The Requiem solemne was for long one of Zach’s best-remembered works. Its Kyrie was extracted and transcribed for the organ and had a long after-life well into the twentieth century as an independent piece. And indeed, the boldness of its conception is striking, as it passes through all twelve tones of the chromatic scale forming a concentrated two-minute exegesis of Baroque fugal procedure. There are novel compositional features in the Requiem, which draws on models established by that most distinguished and influential of Czech composers, Zelenka, as well as Italianate models like Caldara. I even detect the influence of Pergolesi in the concluding Lux aeterna, though I’m not sure if Zach could have known the 1736 Stabat Mater. The Requiem has its conventional procedures – a kind of Euro-cosmopolitanism of expression – but it’s in its more coloratura moments, in its arias and in the distinctive choral writing that it comes into its own. The choral sighing figures, the pathos of the overlapping vocal writing in the Agnus Dei – all these are distinctive and attractive. Sorrow and exultation are here held in a true balance.

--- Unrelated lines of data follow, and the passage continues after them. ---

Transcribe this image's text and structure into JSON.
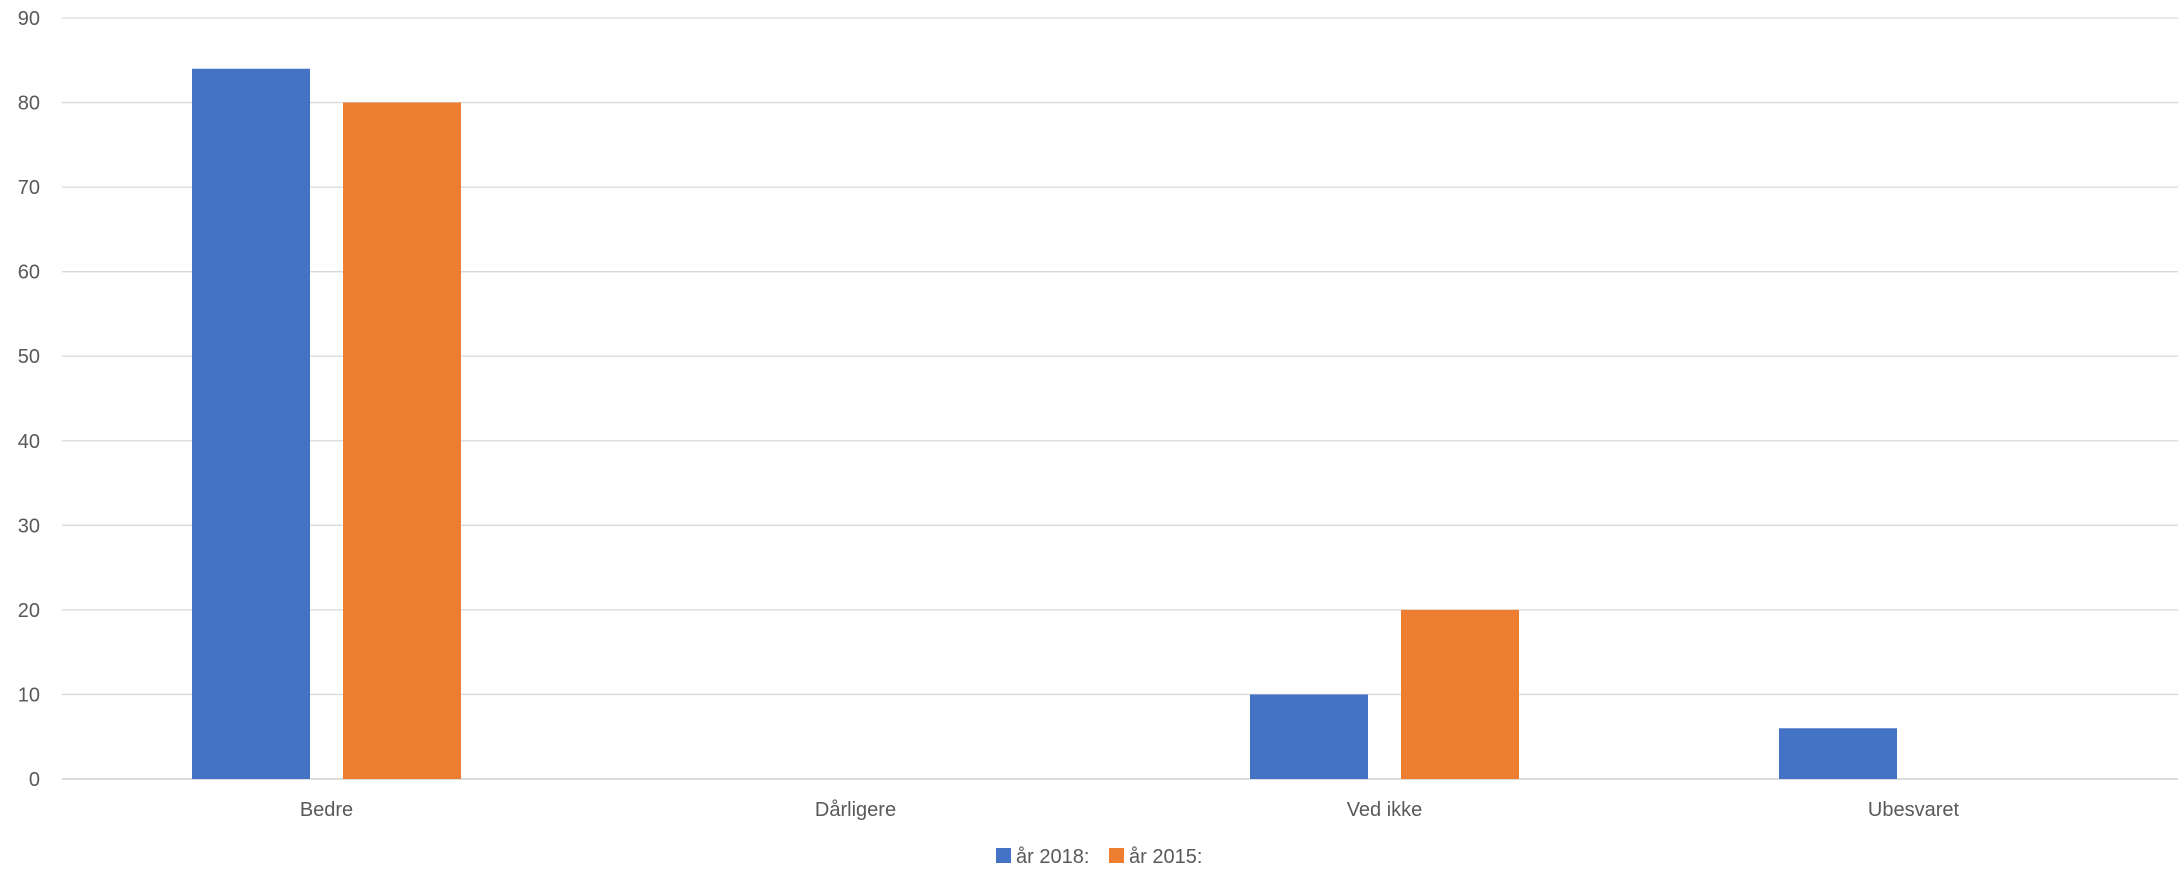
{
  "chart_data": {
    "type": "bar",
    "title": "",
    "xlabel": "",
    "ylabel": "",
    "categories": [
      "Bedre",
      "Dårligere",
      "Ved ikke",
      "Ubesvaret"
    ],
    "series": [
      {
        "name": "år 2018:",
        "color": "#4472C4",
        "values": [
          84,
          0,
          10,
          6
        ]
      },
      {
        "name": "år 2015:",
        "color": "#ED7D31",
        "values": [
          80,
          0,
          20,
          0
        ]
      }
    ],
    "ylim": [
      0,
      90
    ],
    "yticks": [
      0,
      10,
      20,
      30,
      40,
      50,
      60,
      70,
      80,
      90
    ],
    "grid": true,
    "legend_position": "bottom-center"
  }
}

The companion Marian vespers, always a popular feature of Prague’s musical life at the time, offers a more affirmative work, perhaps more revealing of the so-called Pre-Classicism that Zach was to embrace. Although it’s a more avuncular piece it possesses some dramatic word setting and elements that may remind the listener of his great contemporary, Vivaldi. The psalm settings may also remind the listener occasionally of developments in Viennese classicism, though some of the contrapuntal writing remains conventional.

Marek Štryncl with his Musica Florea forces directs with great aplomb, carefully delineating between the very different demands of both pieces. The soloists are mostly attentive to the technical flourishes as well as to the lyricism embedded in the music – I admired soprano Michaela Šrůmová the most in these respects - but plaudits must also go the orchestral and especially choral forces.